On July 29, Alfabusa announced he’s putting TTS on hiatus and looking for a part time job. “A future under this GW, or at least these policies, is untenable,” Alfabusa said in a video about the decision. “The indefinite hiatus of TTS will have to serve as our statement.”
At issue is an update to Games Workshop’s intellectual property guidelines. The new policies explicitly laid out the dos and don’ts of how the company wants fans to handle Warhammer 40K and its other universes. At the bottom, it detailed a list of infringements it has a “zero tolerance” policy towards. It includes pirating books, using a 3D printer to make copies of their models, and a ban on fan animations.
“Individuals must not create fan films or animations based on our settings and characters,” the guidelines said. “These are only to be created under licence from Games Workshop.”
On Reddit, the /r/Grimdank Warhammer 40k meme subreddit has for days been taken over with people furious about Games Workshop’s new policy. Since Friday, the subreddit has been locked down in protest: “Animators like TTS have introduced hundreds of thousands of people to Warhammer. Content makers are pillars of this community and are a constant source of free community engagement that GW has received for years. To stab these people in the back after years of profiting from their work is unforgivable,” the moderators there wrote.

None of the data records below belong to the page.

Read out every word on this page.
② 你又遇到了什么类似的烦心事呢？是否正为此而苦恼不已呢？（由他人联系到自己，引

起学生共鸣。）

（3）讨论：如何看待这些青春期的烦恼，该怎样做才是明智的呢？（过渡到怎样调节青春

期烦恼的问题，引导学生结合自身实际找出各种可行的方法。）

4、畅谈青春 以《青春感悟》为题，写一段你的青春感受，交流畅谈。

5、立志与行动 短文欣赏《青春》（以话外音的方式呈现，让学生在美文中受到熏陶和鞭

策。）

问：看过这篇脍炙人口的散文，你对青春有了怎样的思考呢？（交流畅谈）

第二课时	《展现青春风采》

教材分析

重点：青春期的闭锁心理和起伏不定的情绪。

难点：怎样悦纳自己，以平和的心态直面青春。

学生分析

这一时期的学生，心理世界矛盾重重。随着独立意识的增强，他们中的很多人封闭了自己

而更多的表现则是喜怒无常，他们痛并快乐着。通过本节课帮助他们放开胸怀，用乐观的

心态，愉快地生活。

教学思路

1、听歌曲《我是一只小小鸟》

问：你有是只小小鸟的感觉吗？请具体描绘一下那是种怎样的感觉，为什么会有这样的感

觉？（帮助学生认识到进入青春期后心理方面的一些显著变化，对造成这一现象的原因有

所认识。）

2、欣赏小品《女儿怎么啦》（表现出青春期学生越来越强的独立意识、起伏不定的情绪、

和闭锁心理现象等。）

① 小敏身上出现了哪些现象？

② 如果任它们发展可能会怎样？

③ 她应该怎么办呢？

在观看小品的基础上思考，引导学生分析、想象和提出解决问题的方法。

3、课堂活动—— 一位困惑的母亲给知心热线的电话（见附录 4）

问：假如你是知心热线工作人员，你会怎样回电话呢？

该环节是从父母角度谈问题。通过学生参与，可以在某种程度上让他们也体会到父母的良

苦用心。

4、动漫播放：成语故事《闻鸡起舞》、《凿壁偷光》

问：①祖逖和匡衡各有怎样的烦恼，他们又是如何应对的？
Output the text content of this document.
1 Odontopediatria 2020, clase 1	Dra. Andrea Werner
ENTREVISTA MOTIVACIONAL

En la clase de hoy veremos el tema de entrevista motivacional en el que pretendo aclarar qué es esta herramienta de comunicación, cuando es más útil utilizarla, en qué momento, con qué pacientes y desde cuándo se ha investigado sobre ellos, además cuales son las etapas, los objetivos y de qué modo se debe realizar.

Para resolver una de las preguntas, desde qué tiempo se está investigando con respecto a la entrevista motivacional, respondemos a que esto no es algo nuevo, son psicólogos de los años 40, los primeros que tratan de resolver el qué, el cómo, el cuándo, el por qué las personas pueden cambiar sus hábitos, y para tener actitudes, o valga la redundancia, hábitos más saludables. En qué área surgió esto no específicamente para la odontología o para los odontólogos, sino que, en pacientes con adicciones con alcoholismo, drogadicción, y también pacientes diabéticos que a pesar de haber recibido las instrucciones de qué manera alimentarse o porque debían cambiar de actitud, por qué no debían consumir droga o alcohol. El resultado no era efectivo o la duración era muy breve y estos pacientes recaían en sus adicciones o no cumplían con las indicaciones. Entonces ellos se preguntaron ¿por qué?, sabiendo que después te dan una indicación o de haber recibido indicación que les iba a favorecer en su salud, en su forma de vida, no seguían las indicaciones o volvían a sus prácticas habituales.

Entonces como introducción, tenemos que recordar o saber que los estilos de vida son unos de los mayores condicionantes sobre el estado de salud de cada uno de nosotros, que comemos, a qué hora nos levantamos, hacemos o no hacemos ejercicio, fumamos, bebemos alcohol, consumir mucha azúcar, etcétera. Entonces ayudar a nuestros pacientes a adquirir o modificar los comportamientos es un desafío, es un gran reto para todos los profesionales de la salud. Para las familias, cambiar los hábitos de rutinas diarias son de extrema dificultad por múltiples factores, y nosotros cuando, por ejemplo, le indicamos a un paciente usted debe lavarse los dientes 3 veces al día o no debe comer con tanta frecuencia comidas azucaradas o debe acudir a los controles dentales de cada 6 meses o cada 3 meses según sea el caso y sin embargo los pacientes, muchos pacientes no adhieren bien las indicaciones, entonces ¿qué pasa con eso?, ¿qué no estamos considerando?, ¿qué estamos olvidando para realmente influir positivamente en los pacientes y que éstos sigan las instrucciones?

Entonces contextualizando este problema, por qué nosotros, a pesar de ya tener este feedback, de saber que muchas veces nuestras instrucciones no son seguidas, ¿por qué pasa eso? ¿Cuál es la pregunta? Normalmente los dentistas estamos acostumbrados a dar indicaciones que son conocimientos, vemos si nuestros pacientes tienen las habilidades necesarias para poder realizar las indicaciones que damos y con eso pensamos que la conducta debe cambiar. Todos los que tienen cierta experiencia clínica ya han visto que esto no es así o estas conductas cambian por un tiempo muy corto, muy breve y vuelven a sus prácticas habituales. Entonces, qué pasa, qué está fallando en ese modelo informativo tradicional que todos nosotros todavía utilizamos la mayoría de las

Alfabusa said he would need affirmative consent from GW about fan animations before he’s willing to start up again. Bruva Alfabusa has 386 thousand subscribers, 136 million total views, and racks up more than a million views on each video. As a parody, it’s possible that TTS could get a copyright lawsuit thrown out as fair use. But, as Alfabusa pointed out in his video, it would require an incredible amount of time, effort, and money to fight GW and win. All that time he’d likely be facing problems with his YouTube and Patreon accounts.
“Our hope is that should GW, at some point in time in the far future, change their policies and become explicitly more amenable to fan works such as ours, then we will return to TTS,” Alfabusa said in the video.
GW is a notoriously litigious company so it’s no shock that Alfabusa and others are packing it in ahead of possible litigation. It has repeatedly attempted to enforce a trademark on the words “Space Marines” with mixed results and gone to legal war with a company that was manufacturing miniatures of characters it had never made.
On August 25, GW will launch Warhammer Plus—a subscription service for Warhammer fans that includes access to several planned animated series, which may in the community say must be the impetus for the new policy. One of those series is Astartes, which began life as an unlicensed fan-made YouTube show by creator Syama Pedersen. It caught caught GWs attention and it offered Pedersen a job. This is the exact kind of thing GW’s new policy seeks to eliminate.
Neither Pedersen nor Games Workshop immediately returned Motherboard’s request for comment.
The fan reaction has shocked Alfabusa. “The support has been so immense that my meager primate brain has had a hard time internalizing it,” he told Motherboard in an email. “Like, imagine a crowded theatre, and an ape sitting on stage making funny paintings or whatever. The whole crowd starts clapping and hollering and cheering super loudly. The ape is absolutely startled and overwhelmed. I am this ape right now.”
He hasn’t heard from GW and he doesn’t expect to. “Neither do I see the need for any response past an eventual change to their policies,” he said. “That is all I really want, I do not want or need any recognition, just the policy change.”
Update: The original version of this story cited Pedersen as the creator of The Exodite. He is the creator of Astartes. Motherboard regrets this error.